Peristiwa bermula saat bulan Ramadan ketika Anand berjualan di lokasi tersebut.
Ia tiba-tiba didatangi dua orang yang meminta uang parkir sebesar Rp 15 ribu.
Karena tidak mengenal petugas tersebut, Anand bersama rekannya merasa ragu apakah pungutan itu resmi atau tidak.
Ia kemudian mencari kepastian dengan menanyakan hal tersebut kepada Babinsa di sekitar tempat tinggalnya.
Anand pun diminta merekam jika penarikan kembali terjadi.
Setelah berhasil merekam, video tersebut dikirimkan kepada Babinsa dan disebut sebagai penarikan resmi.
Masalah dianggap selesai hingga setelah Lebaran, Anand mendapat kabar bahwa video tersebut beredar di Facebook, padahal ia dan rekannya tidak pernah mengunggahnya.
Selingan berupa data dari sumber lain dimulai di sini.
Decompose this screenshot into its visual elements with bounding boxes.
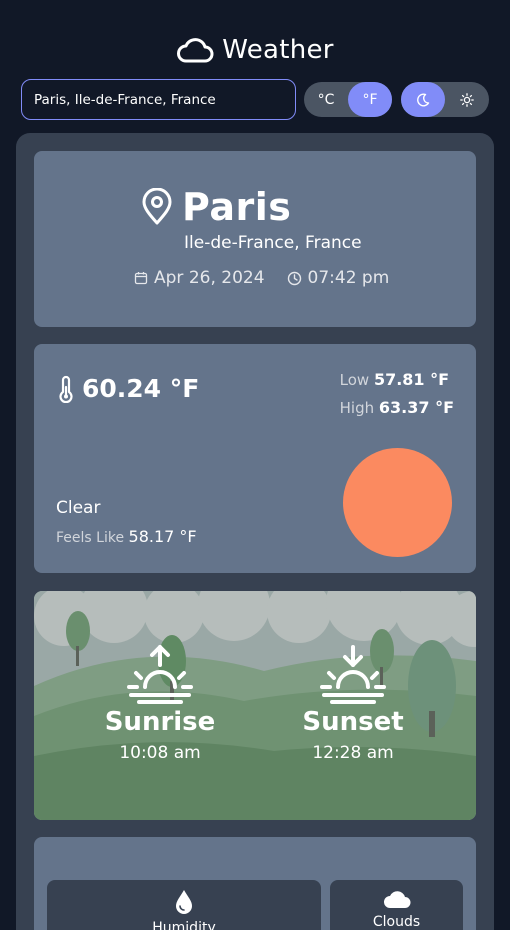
celsius-button[interactable]: °C xyxy=(304,82,348,117)
sunset-icon xyxy=(320,645,386,704)
sunset-label: Sunset xyxy=(302,707,404,737)
feels-like: Feels Like 58.17 °F xyxy=(56,527,197,546)
low-high: Low 57.81 °F High 63.37 °F xyxy=(340,366,454,422)
feels-like-label: Feels Like xyxy=(56,530,125,546)
sunset-time: 12:28 am xyxy=(312,743,394,763)
date-text: Apr 26, 2024 xyxy=(154,268,265,288)
date-time-row: Apr 26, 2024 07:42 pm xyxy=(134,268,389,288)
city-row: Paris xyxy=(140,185,291,229)
theme-toggle xyxy=(401,82,489,117)
clouds-tile: Clouds xyxy=(330,880,463,930)
moon-icon xyxy=(417,92,430,106)
clouds-icon xyxy=(383,891,410,908)
app-header: Weather xyxy=(0,30,510,70)
light-mode-button[interactable] xyxy=(445,82,489,117)
sunrise: Sunrise 10:08 am xyxy=(90,643,230,763)
fahrenheit-button[interactable]: °F xyxy=(348,82,392,117)
stats-card: Humidity Clouds xyxy=(34,837,476,930)
temperature: 60.24 °F xyxy=(56,374,199,403)
dark-mode-button[interactable] xyxy=(401,82,445,117)
temperature-value: 60.24 °F xyxy=(82,374,200,403)
weather-card: 60.24 °F Low 57.81 °F High 63.37 °F Clea… xyxy=(34,344,476,573)
location-card: Paris Ile-de-France, France Apr 26, 2024… xyxy=(34,151,476,327)
low-label: Low xyxy=(339,371,370,389)
calendar-icon xyxy=(134,272,148,285)
clouds-label: Clouds xyxy=(372,914,421,930)
clock-icon xyxy=(287,271,301,285)
humidity-label: Humidity xyxy=(152,920,216,930)
map-pin-icon xyxy=(142,188,172,225)
unit-toggle: °C °F xyxy=(304,82,392,117)
high-value: 63.37 °F xyxy=(378,398,454,417)
sunrise-icon xyxy=(127,645,193,704)
sun-icon xyxy=(460,92,474,107)
app-title: Weather xyxy=(222,35,334,65)
humidity-tile: Humidity xyxy=(47,880,321,930)
water-drop-icon xyxy=(176,890,192,914)
clear-sky-sun-graphic xyxy=(343,448,452,557)
sunrise-time: 10:08 am xyxy=(119,743,201,763)
city-name: Paris xyxy=(182,185,292,229)
cloud-icon xyxy=(177,38,214,63)
sunset: Sunset 12:28 am xyxy=(283,643,423,763)
search-input[interactable] xyxy=(21,79,296,120)
condition-text: Clear xyxy=(56,498,101,518)
sunrise-label: Sunrise xyxy=(104,707,216,737)
feels-like-value: 58.17 °F xyxy=(128,527,197,546)
time-text: 07:42 pm xyxy=(307,268,390,288)
low-value: 57.81 °F xyxy=(373,370,450,389)
thermometer-icon xyxy=(59,375,73,403)
region-name: Ile-de-France, France xyxy=(184,233,362,253)
sun-times-card: Sunrise 10:08 am Sunset 12:28 am xyxy=(34,591,476,820)
high-label: High xyxy=(339,399,375,417)
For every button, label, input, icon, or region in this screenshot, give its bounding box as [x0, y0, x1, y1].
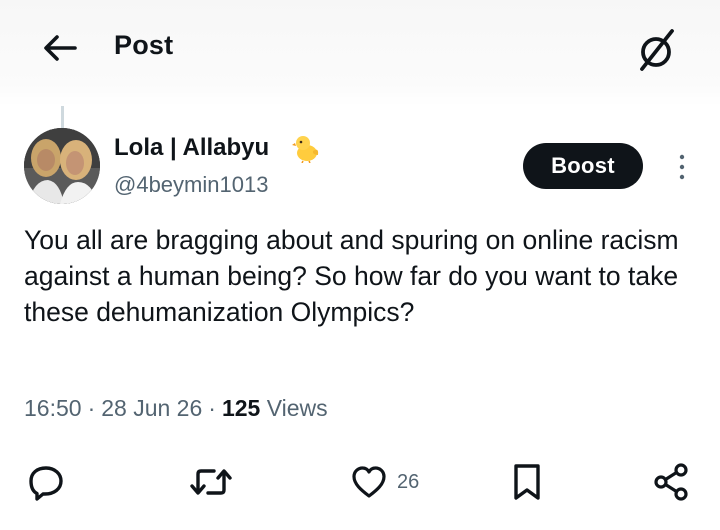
repost-button[interactable]: [188, 462, 234, 502]
bookmark-button[interactable]: [510, 462, 544, 502]
views-count[interactable]: 125: [222, 395, 260, 421]
boost-button[interactable]: Boost: [523, 143, 643, 189]
retweet-icon: [190, 469, 232, 495]
post-meta: 16:50 · 28 Jun 26 · 125 Views: [24, 395, 328, 422]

Akibat video yang viral, pihak yang mengaku dari organisasi masyarakat tidak terima dan meminta Anand memberikan klarifikasi serta permintaan maaf.
Ia menegaskan bukan pihak yang menyebarkan video tersebut.
Pada Kamis (9/4/2026), empat orang yang mengaku dari ormas pemenang lelang pengelolaan di Jalan Sunan Muria datang ke rumah Anand.
Mereka meminta permintaan maaf terbuka dengan membaca teks yang telah disiapkan.
Meski dianggap sudah berdamai, dua orang dari rombongan itu justru meminta uang Rp 30 juta dengan alasan pelanggaran UU ITE.
Merasa tertekan dan takut masalah berlanjut ke ranah hukum, Anand dan rekannya menyerahkan Rp 20 juta, terdiri dari Rp 15 juta dari rekannya dan Rp 5 juta dari Anand.
Sisanya Rp 10 juta dijanjikan akan dilunasi pada Sabtu (11/4/2026).
Keesokan harinya, dua orang kembali datang menagih sisa uang.
Bahkan muncul tawaran baru: uang Rp 5 juta dikembalikan tetapi siap menghadapi penjara, atau membayar Rp 2,5 juta sebagai “jaminan keamanan” agar perkara tidak melebar, di luar kewajiban melunasi sisa Rp 10 juta.
Kakak korban, Dita Yanuari, sempat mempertimbangkan tawaran tersebut.
Namun setelah berdiskusi dengan orang kepercayaannya, keluarga memutuskan menolak permintaan tersebut. Pada Sabtu (11/4/2026), ibu dan adik korban mendatangi Polsek Kudus Kota untuk meminta perlindungan.
Dita kemudian menyusul ke kantor polisi, sementara pihak yang menagih masih menunggu di rumah.
Di hadapan polisi, Anand menjelaskan video yang viral awalnya dibuat semata untuk memastikan legalitas penarikan iuran.
Ia merekam sesuai saran Babinsa sebagai bukti, lalu mengirimkannya secara pribadi.
Kini keluarga berharap kasus ini diproses hingga tuntas agar tidak ada gangguan serupa di kemudian hari.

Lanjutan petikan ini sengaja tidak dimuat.